Ao pensar nos sentimentos mais nobres e puros, dentre uma infinidade deles, certamente aquele que mais se destacará será o amor. Pergunta-se ainda, sobre esses amores, dentre as diversas formas, qual o mais genuíno? Subjetividades à parte, tenho a minha opinião: o amor dos pais para com os filhos.
Tudo que envolve a maternidade é sublime. Criar, proteger, brincar, ensinar, amar. Mas, para muitos, toda essa fantástica experiência somente será possível após a concepção e a gestação da criança. E é justamente aqui que nos deparamos com uma situação complexa para muitas famílias: gerar um filho em outra barriga.

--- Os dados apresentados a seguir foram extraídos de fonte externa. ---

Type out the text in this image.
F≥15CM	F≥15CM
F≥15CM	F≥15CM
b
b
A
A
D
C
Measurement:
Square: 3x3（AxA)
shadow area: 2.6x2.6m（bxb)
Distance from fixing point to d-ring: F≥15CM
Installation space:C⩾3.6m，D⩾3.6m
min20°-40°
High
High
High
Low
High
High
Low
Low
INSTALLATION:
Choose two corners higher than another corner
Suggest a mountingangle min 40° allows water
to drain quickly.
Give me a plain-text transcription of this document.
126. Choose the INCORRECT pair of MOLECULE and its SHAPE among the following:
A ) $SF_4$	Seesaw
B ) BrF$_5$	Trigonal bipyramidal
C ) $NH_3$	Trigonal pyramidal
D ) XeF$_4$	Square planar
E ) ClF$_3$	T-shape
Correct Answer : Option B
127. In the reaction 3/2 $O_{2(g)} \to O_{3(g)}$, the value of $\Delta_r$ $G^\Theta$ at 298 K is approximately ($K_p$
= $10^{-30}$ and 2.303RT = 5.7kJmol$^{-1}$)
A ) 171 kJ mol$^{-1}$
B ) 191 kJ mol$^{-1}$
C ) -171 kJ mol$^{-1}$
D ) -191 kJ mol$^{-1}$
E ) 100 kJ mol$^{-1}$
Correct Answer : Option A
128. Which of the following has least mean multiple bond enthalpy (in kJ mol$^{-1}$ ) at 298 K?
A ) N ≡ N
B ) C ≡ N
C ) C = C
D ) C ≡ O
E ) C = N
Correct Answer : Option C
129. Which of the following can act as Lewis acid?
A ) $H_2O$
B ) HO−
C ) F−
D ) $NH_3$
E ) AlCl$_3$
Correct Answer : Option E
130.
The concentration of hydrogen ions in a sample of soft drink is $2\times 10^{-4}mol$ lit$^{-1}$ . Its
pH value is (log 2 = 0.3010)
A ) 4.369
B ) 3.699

Por muito tempo, mulheres impossibilitadas fisiologicamente de gerarem os próprios filhos e até mesmo casais homossexuais se viam obstados de realizarem sua vontade íntima da procriação. Todavia, com o avanço científico, principalmente no âmbito da genética, viabilizou-se a aplicação de técnicas de reprodução assistida que possuem o intuito de superar essas dificuldades.
BARRIGA SOLIDÁRIA X BARRIGA DE ALUGUEL: DIFERENÇAS
Um dos métodos de reprodução assistida diz respeito à inseminação artificial em uma genitora substituta. Em poucas palavras, primeiro se realiza uma fertilização in vitro, onde colhe-se o material genético dos pais biológicos visando a criação em laboratório de um gameta. Após, esse gameta resultante é transferido para o útero de uma terceira que irá gestar a criança. Ocorre, portanto, um “empréstimo” do útero para um casal impossibilitado de conceber filhos por algum motivo.
Apresentada sob vários nomes, a gestação por substituição, também conhecida como útero solidário, gestação por outrem ou, popularmente, barriga de aluguel; já é uma realidade no Brasil e no mundo. No que se refere ao uso dessas nomenclaturas, faz-se pertinente algumas ponderações.
De forma didática, pode-se dizer que a Barriga Solidária e a Barriga de Aluguel são espécies do mesmo gênero, diferenciando-se apenas em alguns nuances.
Na Barriga Solidária, o útero é doado temporariamente sem se exigir nenhuma contraprestação pecuniária -ou seja, de forma gratuita- durante o período de gestação do bebê. Na Barriga de Aluguel, por sua vez, a mãe hospedeira cede seu útero com fins lucrativos, de modo a transformar a gestação em um negócio.
Essa distinção se dá, principalmente, em decorrência dos pormenores relativos à aceitação global de tal prática médica. Isso porque ainda não se existe um consenso entre os países acerca da gestação por substituição, de modo que alguns toleram a prática de barriga de aluguel, enquanto outros só permitem a realização de forma bastante limitada (e.g. barriga solidária), existindo até aqueles Estados que vedam fervorosamente tal método em qualquer que seja a sua modalidade.
Contudo, independente dessas proibições ou restrições, é fato que a demanda pela reprodução por substituição vem crescendo ao redor do mundo, seja por casais heterossexuais impossibilitados de gerarem o filho ou por casais homoafetivos, todos em busca de realizarem um sonho.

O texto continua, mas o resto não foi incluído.